Negli ultimi tempi c'era stato un po' di silenzio intorno a Mark Turner. L'amministratore delegato della Volvo Ocean Race, che è sinonimo di tante innovazioni, era apparso raramente in pubblico. Non ci sono state nemmeno interviste. Da oggi è ufficialmente noto il motivo: il britannico sta per lasciare la barca e vuole passare il timone della più famosa gara a squadre del mondo ad altre mani il prima possibile.
Un comunicato stampa degli organizzatori relativo al calendario delle edizioni future conteneva questa notizia, profondamente rivelatrice. Il messaggio del comunicato, sotto il titolo "Volvo riconsidera il calendario delle future edizioni", sembrava inizialmente abbastanza innocuo. Ma nel comunicato era nascosto lo sconvolgimento del giorno per il mondo della vela internazionale: "A seguito della revisione del calendario delle regate, il CEO in carica Mark Turner ha deciso di dimettersi dalla sua attuale posizione".

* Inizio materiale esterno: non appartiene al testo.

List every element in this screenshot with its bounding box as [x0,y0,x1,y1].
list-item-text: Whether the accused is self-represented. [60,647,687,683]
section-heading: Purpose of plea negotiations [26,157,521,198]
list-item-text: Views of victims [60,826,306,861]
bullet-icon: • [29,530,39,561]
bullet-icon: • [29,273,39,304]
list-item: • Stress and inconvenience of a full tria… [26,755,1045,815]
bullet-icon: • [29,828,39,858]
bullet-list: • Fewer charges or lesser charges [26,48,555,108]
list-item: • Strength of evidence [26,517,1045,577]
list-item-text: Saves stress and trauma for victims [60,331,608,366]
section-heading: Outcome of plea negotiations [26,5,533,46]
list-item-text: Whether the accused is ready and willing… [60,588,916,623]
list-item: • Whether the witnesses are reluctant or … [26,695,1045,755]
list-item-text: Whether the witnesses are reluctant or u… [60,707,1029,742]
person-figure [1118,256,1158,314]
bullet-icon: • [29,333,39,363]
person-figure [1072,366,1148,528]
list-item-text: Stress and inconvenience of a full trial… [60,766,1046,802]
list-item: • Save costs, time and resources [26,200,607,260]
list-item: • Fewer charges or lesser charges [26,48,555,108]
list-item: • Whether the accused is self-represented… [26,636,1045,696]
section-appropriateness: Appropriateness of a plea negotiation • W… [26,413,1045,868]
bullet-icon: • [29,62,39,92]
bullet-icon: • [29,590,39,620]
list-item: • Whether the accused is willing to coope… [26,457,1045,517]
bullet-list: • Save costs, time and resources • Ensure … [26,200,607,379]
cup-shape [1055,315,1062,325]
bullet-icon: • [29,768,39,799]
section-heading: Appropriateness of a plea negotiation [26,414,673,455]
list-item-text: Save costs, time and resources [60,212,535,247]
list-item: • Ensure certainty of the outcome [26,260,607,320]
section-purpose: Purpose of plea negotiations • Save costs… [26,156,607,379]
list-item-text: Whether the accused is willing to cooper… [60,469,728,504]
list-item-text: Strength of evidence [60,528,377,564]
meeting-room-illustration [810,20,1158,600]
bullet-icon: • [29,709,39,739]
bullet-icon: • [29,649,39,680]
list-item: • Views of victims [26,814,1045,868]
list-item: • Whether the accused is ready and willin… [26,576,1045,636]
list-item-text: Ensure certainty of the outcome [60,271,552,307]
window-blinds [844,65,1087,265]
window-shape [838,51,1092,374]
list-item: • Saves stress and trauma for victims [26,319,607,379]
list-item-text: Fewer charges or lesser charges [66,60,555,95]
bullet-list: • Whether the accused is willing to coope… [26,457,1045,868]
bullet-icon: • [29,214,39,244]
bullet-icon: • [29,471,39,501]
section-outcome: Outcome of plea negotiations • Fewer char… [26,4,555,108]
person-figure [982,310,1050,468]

In un intenso sforzo per dare un segnale di continuità e affidabilità poco prima dell'inizio della gara ad Alicante (14 ottobre: gara portuale, 22 ottobre: partenza della prima tappa), i proprietari della gara sono già alla ricerca di un successore. Nella canzone d'addio di Turner, entrambe le parti si ringraziano a vicenda per la buona collaborazione, che ora sta ovviamente terminando con un disaccordo sul percorso futuro. Turner non solo ha riportato le donne in gara con un regolamento a più livelli e interessante dal punto di vista tattico e strategico, ma ha anche annunciato nuove barche per le prossime edizioni della maratona oceanica intorno al mondo, ha presentato un nuovo concetto e ha accorciato il ciclo dell'evento.
La 14a edizione della classica era già prevista per il 2019/2020. In considerazione delle numerose innovazioni e dei lavori imminenti nell'ambito del concetto Super 60, il progetto sembrava molto ambizioso fin dall'inizio. Ora, a quanto pare, è stato cancellato dai proprietari della gara, AB Volvo e Volvo Cars. Non c'è ancora una nuova data per l'evento. Tuttavia, l'obiettivo è di organizzarlo entro il 2019/2020.
Martedì tutte le parti in causa hanno assicurato che l'imminente 13ª edizione della gara non dovrebbe essere influenzata dal cambio di guardia sul ponte della Ocean Race. Questo non è del tutto credibile. Il successore di Turner - se si riuscirà a trovarlo in tempi brevi - non raccoglierà un'eredità facile.